8) 自衛隊のイラク派遣が決まったのは、先の総選挙(11月9日実施)で自民・公明の与党勢力が勝ったからである。 小泉内閣は選挙前、投票に影響が出る恐れがあるため、自衛隊の派遣については具体的に何も示さなかった。しかし、自民党が選挙に勝てば、自衛隊のイラク派遣は行なわれるに違いないと、多くの人が予測していたところである。

 従って、自民・公明の与党勢力が勝利したことで、自衛隊の派遣は当然の成り行きだったと言えるだろう。 私は「イラク特措法」に基づく自衛隊派遣に反対だったから、総選挙では勿論、自民党には投票せず、派遣に反対する民主党に一票を投じた。 しかし、選挙で自民・公明両党が勝ったのだから、国民は自らの選択を甘受しなければならない。 自民・公明両党に投票した人は、今頃になって自衛隊の派遣に反対しても、もう遅いのだ!!

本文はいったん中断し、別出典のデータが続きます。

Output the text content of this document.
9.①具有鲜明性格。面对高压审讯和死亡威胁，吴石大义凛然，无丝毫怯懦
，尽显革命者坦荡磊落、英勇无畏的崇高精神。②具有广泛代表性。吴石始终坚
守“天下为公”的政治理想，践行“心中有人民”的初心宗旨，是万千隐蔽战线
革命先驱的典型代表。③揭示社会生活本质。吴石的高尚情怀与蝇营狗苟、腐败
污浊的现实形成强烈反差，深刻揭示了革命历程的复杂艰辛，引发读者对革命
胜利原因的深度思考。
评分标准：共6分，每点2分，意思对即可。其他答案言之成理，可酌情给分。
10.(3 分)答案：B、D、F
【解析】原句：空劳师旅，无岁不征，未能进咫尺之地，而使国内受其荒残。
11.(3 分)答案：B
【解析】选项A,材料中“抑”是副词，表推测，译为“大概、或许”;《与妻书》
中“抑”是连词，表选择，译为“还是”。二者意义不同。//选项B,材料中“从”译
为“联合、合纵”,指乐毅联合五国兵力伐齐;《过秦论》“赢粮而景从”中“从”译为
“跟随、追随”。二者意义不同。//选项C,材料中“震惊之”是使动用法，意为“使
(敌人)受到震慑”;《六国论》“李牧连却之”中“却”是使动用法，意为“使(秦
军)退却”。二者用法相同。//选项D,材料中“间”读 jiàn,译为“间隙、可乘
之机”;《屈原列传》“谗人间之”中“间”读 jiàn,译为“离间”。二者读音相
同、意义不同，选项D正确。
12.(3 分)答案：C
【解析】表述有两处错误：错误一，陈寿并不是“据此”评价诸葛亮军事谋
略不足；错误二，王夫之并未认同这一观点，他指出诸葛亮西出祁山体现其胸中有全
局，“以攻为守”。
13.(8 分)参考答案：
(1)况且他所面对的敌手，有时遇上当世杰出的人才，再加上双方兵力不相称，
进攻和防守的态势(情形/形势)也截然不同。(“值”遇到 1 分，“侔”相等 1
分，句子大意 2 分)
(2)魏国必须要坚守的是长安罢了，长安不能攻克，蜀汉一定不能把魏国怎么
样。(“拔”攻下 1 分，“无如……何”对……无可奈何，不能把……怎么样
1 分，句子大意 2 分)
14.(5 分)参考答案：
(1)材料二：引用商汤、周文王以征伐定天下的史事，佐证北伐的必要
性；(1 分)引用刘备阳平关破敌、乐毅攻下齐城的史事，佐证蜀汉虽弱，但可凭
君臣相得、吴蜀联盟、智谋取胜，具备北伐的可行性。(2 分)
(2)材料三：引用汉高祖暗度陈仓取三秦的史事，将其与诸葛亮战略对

 そんなことを言っても詮方ないが、事態がここまで来た以上、自衛隊に犠牲者が出ないことを祈るばかりである。 特措法によって自衛隊は「非戦闘地域」に派遣されるのだから、もし万一、隊員に犠牲者が出たとすれば、小泉純一郎内閣の責任は重大である。その時は、責任を徹底的に追及されて当然である。 (2003年12月18日)

 余談「先の総選挙について」・・・“元政治記者”である私から見れば、総選挙直後に各マスメディアが「民主党躍進」を大きく報じていたが、自民・公明両党が絶対安定多数を確保したのだから、選挙は与党側の勝利だったということである。

 自民党自身は辛勝だったが、小泉・安部ラインでなければ、もっと後退していただろう。 逆に民主党は菅・小沢ラインが、それほど集票能力を発揮したとは言えない。投票率の低さが指摘されているが、それは民主党の魅力が今一つ足りなかったからと言えるだろう。

 いずれにしろ200議席に達しなかったのだから、民主党は躍進したとはいえ、いささかも勝利したとは言えない。 2大政党制への期待、強い野党出現への願望が辛うじて民主党を押し上げたという結果だった。